*Pig 9637 Flying 100 copy
Born on the Cusp of the Pig
A Boomer Remembers
Will de Kypia, 1947-
????

I was born at the end of
the first half of the final century
of the previous millennium.

My grade school was Catholic
and the teachers were nuns
who still wore wimples.


Students wore uniforms.

For the girls, a red plaid pleated
jumper, a white blouse, and
a red seamed beanie.

For guys, a light blue dress shirt,
a navy blue tie, long pants
cuffed and belted.

We went off to school like the
seven dwarfs marching to their mine,
skipped back home like prisoners
escaped from
their cells.

After school we tussled with our
siblings, played with our pals.

Everyone did chores and homework,
watched TV, wondered what they
would eventually grow up to be.

~

Something was always happening around town.

Boys riding bikes tossed the latest news
onto the smiling porches of neighbors.

Teenagers in T-shirts mowed lawns or worked on cars.
Believers in black went door to door saving souls.

A roving knife sharpener trundled his grindstone on
its wheeled tripod, calling out the old-time street cry
“Any knives or scissors, scissors or knives?”

Avon ladies and the Fuller Brush guy sold cosmetics
and cleaning supplies for the modern housewife.
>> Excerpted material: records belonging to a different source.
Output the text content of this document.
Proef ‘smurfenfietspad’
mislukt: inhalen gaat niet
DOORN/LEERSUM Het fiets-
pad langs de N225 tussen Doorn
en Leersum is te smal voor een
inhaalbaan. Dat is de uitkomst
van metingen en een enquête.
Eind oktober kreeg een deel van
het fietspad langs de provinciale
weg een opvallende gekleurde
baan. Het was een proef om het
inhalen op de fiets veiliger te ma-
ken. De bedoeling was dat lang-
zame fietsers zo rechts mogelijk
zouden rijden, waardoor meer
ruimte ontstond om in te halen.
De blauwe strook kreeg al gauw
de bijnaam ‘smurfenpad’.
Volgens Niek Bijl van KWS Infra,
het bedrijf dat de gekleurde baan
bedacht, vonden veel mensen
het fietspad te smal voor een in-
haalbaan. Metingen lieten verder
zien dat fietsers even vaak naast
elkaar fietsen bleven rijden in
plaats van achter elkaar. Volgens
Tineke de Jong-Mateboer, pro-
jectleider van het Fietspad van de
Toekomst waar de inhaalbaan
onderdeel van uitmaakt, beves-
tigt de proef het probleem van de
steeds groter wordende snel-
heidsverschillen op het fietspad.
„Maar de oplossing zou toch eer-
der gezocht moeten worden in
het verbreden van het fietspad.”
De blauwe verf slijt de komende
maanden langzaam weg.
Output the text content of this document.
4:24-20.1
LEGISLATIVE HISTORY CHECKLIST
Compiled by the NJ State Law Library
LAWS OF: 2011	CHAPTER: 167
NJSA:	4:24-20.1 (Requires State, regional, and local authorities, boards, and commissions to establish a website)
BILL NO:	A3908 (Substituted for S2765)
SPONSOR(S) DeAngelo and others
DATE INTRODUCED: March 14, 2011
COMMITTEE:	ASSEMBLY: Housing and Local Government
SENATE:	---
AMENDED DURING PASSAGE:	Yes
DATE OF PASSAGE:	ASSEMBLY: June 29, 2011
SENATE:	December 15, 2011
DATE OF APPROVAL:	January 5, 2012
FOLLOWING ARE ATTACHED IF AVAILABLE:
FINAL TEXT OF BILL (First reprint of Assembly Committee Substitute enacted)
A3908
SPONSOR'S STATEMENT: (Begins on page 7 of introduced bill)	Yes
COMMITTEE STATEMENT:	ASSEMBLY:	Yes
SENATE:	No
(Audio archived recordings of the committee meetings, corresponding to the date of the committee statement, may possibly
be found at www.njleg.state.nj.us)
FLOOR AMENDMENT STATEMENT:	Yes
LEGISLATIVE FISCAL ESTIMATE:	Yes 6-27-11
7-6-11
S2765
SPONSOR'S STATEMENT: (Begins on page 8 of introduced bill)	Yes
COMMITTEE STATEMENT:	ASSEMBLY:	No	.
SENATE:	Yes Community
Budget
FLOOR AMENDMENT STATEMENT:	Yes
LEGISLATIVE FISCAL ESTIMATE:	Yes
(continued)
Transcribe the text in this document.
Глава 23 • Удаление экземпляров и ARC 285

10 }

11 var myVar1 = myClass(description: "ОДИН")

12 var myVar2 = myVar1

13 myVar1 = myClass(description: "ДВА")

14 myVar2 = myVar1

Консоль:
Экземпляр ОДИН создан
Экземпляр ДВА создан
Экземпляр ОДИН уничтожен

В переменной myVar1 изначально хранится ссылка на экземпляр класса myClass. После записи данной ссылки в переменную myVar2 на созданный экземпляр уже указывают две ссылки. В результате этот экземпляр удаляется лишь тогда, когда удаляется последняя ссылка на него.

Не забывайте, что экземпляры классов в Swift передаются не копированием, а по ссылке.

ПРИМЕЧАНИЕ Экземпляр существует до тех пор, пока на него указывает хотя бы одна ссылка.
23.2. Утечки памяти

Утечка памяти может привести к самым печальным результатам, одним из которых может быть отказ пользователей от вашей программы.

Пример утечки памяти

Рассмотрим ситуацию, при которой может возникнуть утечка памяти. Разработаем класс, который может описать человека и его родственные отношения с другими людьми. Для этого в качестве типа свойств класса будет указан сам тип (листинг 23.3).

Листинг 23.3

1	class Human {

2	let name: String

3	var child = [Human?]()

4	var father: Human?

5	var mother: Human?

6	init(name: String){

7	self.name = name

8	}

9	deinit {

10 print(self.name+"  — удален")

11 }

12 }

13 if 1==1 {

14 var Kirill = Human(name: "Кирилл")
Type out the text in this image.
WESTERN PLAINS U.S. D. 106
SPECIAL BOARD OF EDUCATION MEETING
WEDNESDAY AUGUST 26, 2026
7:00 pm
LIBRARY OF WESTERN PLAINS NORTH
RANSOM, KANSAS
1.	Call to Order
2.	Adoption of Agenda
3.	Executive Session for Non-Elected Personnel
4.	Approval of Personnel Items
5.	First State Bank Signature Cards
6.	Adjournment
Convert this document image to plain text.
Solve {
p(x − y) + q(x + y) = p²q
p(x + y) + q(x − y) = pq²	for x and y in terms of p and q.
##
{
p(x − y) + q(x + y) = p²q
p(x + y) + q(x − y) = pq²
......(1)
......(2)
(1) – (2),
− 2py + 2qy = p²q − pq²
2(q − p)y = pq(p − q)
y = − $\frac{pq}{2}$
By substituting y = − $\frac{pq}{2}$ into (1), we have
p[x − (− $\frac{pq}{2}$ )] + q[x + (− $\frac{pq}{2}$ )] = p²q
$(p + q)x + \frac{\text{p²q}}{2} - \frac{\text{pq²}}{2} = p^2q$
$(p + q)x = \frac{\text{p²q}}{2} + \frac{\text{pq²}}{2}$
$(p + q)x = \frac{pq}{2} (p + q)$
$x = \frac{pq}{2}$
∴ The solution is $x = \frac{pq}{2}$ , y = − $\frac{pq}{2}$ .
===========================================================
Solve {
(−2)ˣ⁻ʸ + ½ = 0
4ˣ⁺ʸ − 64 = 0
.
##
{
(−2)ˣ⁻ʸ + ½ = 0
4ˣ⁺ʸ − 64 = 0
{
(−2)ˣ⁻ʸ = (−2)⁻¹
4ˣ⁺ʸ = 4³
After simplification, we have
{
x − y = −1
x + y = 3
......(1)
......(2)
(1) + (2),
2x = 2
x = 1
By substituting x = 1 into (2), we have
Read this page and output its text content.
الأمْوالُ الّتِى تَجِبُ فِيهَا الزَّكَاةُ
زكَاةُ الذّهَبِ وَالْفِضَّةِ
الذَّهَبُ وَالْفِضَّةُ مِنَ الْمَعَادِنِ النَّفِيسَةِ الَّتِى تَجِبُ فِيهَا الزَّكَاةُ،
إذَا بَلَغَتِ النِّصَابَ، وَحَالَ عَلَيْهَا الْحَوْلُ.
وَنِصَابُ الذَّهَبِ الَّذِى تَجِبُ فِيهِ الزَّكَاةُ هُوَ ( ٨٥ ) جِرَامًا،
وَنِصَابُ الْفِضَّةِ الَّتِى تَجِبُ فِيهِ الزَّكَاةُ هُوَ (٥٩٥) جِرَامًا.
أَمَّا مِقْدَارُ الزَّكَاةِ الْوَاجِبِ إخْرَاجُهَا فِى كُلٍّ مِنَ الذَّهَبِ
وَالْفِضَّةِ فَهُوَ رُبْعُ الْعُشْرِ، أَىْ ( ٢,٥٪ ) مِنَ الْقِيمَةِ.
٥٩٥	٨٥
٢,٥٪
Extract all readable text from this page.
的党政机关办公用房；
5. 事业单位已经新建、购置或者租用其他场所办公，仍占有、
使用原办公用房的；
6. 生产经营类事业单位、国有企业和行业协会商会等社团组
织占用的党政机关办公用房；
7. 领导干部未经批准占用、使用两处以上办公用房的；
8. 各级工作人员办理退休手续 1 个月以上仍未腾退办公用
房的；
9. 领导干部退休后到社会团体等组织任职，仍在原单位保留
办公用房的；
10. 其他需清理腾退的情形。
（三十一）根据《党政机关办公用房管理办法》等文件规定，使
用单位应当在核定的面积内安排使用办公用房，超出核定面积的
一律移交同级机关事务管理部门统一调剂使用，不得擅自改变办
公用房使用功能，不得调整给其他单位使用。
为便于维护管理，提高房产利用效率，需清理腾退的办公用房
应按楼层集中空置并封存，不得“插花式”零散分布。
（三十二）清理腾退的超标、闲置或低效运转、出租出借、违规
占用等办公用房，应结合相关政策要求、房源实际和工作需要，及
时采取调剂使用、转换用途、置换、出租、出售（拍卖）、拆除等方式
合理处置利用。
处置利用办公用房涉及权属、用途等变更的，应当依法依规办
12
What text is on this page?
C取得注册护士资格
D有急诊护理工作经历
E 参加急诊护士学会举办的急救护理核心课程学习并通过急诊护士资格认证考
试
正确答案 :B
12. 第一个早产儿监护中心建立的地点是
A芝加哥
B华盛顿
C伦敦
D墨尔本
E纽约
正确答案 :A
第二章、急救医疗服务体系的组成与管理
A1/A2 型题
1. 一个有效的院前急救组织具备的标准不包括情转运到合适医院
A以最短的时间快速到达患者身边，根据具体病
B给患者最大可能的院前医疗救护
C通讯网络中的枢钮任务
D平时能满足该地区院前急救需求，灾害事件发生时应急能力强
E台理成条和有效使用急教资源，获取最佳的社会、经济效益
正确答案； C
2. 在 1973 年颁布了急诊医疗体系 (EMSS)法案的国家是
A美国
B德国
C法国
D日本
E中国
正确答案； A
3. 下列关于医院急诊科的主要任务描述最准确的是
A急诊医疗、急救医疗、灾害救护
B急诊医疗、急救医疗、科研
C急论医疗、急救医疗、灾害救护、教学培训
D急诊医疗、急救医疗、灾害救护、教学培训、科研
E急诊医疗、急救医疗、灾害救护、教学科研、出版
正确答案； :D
Tradesmen delivered spotless laundry, perfectly
pressed. They bore Grade A milk, fresh eggs, and
wholesome bread right to your unlocked door.

On hot summer nights the Good Humor man
came by in his truck full of ice cream treats.

We had the same postman for years. He brought
us seed packets in the spring, a Christmas toy
catalog in the fall, everyone knew his name.

Mom bought clothes from ‘Roebuck & Sears.’
”We’ll look great for almost nothing” she'd boast.

“Might wear those pants when I’m dead” Dad once said.
Sure enough, when the old man finally died he did.

We mailed a cereal box top to Quaker Oats and
they sent us the deed for a square inch of gold rush
land in Sergeant Preston’s Yukon Territory.

I hoped to put a Monopoly house on the teensy lot.

So many kids back then, you didn't
need a playdate to organize a game.

Depending on what season it was, you'd grab
bat, ball, and mitt/the pigskin/a puck and a stick,
meet at the regular ball field/park/frozen pond,
choose up sides, shout "Game time!" and begin.

No parents/coaches/batteries required.

We played basketball sometimes, soccer
never, and no one knew what a frisbee was.

That small town had a downtown where we’d
go to shop, to meet friends, to have fun.

Downtown meant the post office, three
churches and a synagogue. The grocery store,
the drug store, the bookstore, and the diner.
Savings bank, a Karmelkorn and a Kresge’s.

A movie theater, just one screen.
A gas station, only two pumps.

Our sole fancy restaurant, whose white
tablecloths and leather-bound menus made it
suitable for celebrating special occasions.

The community recreation center contained
a craft room, a music room, and a game room that
offered ping-pong, puzzles, and board games.


Right next door, the public library.
“We’ll be studying at the libe tonight”
meant we’d be flirting with girls.

The bowling alley was the place grownups
went to bowl, drink beer, smoke cigarettes, and
listen to the jukebox play its parade of hits.

For a quarter they got three
songs or one pack of cigarettes.

Across the street stood the train station. You
could take a train into the city which had a big
downtown. There were department stores,
hotels and hospitals, museums and a zoo.

Though the city had some nice parts, it
had some bad parts too, it had a few
where grownups were scared to be.

Those were the places all
us kids wanted to see.

The city also had an airport,
an international airport.

Flights to those faraway places with
strange sounding names called to me.

~

A bountiful world held countless futures,
each of them splendid and all of them ours.

Someday we'd have to choose one but we were
in no hurry because we expected to live forever.